Finalement, estimant que l’aire de répartition géographique totale de T-Rex était d’environ 2,3 millions de kilomètres carrés, et que l’espèce avait survécu pendant environ 2,5 millions d’années, les chercheurs ont calculé une taille de population permanente de 20 000 spécimens. Sur un total d’environ 127 000 générations développées au cours de leur histoire, les chercheurs estiment donc à 2,5 milliards le nombre d’individus au total.

Malgré les incertitudes associées à la plupart des paramètres du modèle, le Dr Damuth a souligné un « résultat qualitatif solide ».

Ceci étant, même le Dr Marshall pense que ce nombre de 20 000 est probablement faible. « Il semble tout simplement inconcevable que vous puissiez durer quelques millions d’années avec ces quelques individus », explique-t-il.
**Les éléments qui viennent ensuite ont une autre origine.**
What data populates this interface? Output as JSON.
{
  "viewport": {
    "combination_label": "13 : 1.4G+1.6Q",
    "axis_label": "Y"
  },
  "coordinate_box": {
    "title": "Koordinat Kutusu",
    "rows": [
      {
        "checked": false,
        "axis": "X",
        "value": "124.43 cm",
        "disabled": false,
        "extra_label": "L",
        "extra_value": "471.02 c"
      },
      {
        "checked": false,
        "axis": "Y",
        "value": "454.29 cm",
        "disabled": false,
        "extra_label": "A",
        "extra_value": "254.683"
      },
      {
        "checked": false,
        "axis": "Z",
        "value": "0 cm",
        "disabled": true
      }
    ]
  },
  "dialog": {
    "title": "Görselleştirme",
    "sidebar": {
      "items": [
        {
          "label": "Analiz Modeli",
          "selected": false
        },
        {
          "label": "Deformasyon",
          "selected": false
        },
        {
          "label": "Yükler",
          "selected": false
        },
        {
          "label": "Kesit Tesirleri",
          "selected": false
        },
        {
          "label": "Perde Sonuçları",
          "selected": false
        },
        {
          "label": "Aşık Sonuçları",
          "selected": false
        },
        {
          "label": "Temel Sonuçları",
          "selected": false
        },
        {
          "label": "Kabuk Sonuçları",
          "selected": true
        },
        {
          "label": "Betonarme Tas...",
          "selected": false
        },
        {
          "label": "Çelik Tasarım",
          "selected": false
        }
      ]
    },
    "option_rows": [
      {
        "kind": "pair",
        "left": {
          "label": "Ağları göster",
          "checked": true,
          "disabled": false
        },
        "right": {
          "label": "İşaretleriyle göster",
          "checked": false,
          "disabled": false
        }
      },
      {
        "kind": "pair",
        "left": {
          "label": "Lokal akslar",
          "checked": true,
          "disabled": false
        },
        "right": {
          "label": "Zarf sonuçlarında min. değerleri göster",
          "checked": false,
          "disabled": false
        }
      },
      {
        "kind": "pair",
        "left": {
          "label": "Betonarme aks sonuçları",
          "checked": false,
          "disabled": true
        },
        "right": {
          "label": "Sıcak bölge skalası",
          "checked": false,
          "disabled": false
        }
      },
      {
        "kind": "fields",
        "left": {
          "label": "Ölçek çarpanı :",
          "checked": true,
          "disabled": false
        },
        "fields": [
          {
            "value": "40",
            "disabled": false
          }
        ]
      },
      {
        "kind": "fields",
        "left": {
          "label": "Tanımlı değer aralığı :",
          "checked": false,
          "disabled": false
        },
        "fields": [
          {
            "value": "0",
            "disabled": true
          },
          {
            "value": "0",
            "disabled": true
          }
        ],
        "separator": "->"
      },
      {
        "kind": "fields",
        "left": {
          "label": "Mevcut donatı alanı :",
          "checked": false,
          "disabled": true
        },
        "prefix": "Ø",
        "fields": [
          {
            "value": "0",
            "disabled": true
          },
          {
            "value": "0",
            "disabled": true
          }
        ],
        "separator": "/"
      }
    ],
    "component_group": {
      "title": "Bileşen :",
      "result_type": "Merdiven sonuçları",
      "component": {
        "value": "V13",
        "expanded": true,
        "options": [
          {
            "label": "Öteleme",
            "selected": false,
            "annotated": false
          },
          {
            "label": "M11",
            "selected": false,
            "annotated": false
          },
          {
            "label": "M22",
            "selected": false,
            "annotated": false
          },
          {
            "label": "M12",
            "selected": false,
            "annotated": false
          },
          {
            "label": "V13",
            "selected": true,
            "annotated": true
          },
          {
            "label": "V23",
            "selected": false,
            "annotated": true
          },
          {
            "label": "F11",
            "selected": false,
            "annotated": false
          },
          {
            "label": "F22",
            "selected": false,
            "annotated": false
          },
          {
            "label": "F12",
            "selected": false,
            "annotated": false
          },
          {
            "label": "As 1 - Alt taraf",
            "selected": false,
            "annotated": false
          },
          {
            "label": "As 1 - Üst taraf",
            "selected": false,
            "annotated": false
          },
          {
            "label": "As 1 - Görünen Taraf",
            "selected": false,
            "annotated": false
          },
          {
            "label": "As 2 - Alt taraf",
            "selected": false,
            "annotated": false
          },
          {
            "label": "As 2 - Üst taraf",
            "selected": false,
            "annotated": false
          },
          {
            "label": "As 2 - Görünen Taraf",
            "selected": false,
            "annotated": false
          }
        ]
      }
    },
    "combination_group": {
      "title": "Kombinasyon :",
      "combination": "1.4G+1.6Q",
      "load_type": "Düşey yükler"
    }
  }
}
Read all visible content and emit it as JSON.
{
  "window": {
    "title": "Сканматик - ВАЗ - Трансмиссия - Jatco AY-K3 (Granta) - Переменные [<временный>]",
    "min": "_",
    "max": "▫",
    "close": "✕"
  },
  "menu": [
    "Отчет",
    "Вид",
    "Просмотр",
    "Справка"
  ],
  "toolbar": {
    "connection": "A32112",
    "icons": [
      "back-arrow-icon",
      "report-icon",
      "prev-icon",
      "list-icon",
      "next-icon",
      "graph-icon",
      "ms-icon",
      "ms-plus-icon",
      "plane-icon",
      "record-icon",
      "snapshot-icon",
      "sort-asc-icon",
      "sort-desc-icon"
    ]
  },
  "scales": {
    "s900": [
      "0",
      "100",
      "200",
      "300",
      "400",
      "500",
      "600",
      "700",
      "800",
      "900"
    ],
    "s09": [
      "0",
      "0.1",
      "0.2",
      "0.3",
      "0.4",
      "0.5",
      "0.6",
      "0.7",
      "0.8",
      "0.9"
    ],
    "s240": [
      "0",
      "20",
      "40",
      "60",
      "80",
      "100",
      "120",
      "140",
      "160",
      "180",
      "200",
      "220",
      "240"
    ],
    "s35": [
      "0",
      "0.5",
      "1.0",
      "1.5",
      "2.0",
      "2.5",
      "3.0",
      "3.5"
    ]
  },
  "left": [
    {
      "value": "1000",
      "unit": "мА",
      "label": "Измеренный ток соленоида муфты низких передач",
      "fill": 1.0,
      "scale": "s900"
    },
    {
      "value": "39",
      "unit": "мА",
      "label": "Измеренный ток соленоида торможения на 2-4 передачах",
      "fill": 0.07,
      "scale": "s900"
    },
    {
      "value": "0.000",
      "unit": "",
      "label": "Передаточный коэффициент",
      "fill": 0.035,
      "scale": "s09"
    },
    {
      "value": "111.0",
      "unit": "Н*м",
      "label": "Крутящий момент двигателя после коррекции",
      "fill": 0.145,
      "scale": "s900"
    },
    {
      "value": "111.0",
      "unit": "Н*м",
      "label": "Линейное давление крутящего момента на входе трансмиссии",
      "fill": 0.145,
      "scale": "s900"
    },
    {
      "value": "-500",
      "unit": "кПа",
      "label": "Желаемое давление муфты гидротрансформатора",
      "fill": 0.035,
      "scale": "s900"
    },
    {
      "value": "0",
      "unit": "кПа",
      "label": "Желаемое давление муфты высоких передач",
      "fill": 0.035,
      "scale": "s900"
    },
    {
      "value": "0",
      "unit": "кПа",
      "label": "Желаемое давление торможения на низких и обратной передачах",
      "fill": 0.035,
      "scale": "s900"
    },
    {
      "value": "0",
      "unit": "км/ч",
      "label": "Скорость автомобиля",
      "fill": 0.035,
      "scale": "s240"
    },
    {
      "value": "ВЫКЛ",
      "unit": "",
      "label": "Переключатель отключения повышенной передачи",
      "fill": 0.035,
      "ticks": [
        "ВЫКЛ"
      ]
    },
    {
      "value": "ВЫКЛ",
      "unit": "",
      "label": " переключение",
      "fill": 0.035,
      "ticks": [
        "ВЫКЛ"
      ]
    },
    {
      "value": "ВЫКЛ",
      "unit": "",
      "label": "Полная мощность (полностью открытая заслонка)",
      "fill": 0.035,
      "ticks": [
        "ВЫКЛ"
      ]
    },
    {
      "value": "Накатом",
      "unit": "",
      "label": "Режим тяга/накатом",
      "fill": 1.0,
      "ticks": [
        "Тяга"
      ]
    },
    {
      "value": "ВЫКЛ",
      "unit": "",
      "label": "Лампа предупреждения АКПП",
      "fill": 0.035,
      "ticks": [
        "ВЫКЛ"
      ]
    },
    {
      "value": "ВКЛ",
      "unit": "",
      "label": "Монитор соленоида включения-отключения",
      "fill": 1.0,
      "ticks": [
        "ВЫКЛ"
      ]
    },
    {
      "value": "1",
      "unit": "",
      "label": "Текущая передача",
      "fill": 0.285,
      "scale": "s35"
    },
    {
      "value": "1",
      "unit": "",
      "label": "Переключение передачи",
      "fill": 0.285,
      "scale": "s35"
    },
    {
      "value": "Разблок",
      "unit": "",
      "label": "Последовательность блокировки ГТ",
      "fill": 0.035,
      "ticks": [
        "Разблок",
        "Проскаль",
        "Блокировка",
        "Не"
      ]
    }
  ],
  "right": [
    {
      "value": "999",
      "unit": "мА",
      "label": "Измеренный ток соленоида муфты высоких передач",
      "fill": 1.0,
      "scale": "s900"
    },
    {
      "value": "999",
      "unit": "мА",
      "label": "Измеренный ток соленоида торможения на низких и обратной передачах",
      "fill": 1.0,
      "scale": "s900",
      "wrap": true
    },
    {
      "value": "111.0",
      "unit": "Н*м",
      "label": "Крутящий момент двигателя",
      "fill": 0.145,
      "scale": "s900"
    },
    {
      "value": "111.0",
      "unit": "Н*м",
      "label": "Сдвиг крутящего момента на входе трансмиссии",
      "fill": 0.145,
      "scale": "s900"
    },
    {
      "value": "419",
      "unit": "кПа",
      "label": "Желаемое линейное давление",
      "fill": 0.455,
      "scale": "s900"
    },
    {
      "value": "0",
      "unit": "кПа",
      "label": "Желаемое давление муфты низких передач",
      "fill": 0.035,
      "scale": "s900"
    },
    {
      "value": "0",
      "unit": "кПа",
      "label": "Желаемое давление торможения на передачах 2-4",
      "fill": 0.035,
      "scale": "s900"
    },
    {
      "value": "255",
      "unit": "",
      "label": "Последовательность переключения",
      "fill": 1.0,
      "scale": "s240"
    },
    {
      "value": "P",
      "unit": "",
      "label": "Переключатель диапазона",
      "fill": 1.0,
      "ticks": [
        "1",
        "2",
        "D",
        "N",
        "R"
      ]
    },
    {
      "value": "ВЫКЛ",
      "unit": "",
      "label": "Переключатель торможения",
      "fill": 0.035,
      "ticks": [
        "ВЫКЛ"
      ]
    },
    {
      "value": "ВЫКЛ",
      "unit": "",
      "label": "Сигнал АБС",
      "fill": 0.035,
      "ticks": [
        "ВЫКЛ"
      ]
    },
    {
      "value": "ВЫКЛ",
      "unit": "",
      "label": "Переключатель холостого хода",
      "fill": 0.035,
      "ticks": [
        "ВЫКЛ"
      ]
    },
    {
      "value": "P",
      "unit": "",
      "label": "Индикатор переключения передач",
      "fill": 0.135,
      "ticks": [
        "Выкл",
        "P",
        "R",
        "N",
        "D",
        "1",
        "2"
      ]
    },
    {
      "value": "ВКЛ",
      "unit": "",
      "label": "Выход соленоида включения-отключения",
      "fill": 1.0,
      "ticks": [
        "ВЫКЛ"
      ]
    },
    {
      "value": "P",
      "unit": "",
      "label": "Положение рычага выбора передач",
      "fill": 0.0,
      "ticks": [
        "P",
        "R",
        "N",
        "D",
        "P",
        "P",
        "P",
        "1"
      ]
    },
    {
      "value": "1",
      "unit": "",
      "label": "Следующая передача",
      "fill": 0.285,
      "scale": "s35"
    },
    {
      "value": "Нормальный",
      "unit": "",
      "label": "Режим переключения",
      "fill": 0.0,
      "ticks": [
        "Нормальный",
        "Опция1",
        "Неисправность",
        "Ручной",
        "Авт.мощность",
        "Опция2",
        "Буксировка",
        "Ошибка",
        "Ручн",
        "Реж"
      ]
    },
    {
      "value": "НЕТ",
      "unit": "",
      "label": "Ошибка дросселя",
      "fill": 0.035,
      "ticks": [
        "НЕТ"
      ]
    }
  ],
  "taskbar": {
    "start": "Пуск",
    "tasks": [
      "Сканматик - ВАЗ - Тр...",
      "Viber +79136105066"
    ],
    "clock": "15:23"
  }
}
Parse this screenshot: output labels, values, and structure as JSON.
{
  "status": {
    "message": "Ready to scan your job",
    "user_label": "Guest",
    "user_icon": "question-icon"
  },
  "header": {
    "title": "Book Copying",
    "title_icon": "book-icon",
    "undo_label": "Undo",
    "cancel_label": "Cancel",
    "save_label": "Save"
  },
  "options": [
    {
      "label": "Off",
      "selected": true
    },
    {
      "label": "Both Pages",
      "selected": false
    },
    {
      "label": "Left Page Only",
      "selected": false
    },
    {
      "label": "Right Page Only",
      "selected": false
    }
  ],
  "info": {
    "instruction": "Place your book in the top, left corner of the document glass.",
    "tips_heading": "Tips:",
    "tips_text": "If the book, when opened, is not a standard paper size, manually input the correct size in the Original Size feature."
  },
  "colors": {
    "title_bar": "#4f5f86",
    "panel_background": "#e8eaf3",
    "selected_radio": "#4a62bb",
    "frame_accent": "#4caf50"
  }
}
D’après lui, il y avait peut-être des dizaines de milliers, voire même peut-être 100 000 ou 200 000 individus à chaque moment donné.

Avec un si grand nombre de dinosaures post-juvéniles au cours de l’histoire de l’espèce, sans parler des juvéniles qui étaient probablement plus nombreux, où sont alors passés tous ces os ? Quelle proportion de ces individus a été découverte par les paléontologues ?

«Il y a environ 32 T-Rex post-juvéniles relativement bien préservés dans les musées publics aujourd’hui», note le Dr Marshall. «De tous les adultes post-juvéniles qui aient jamais vécu, cela signifie que nous en avons environ un sur 80 millions». Telle est la réponse à sa première question.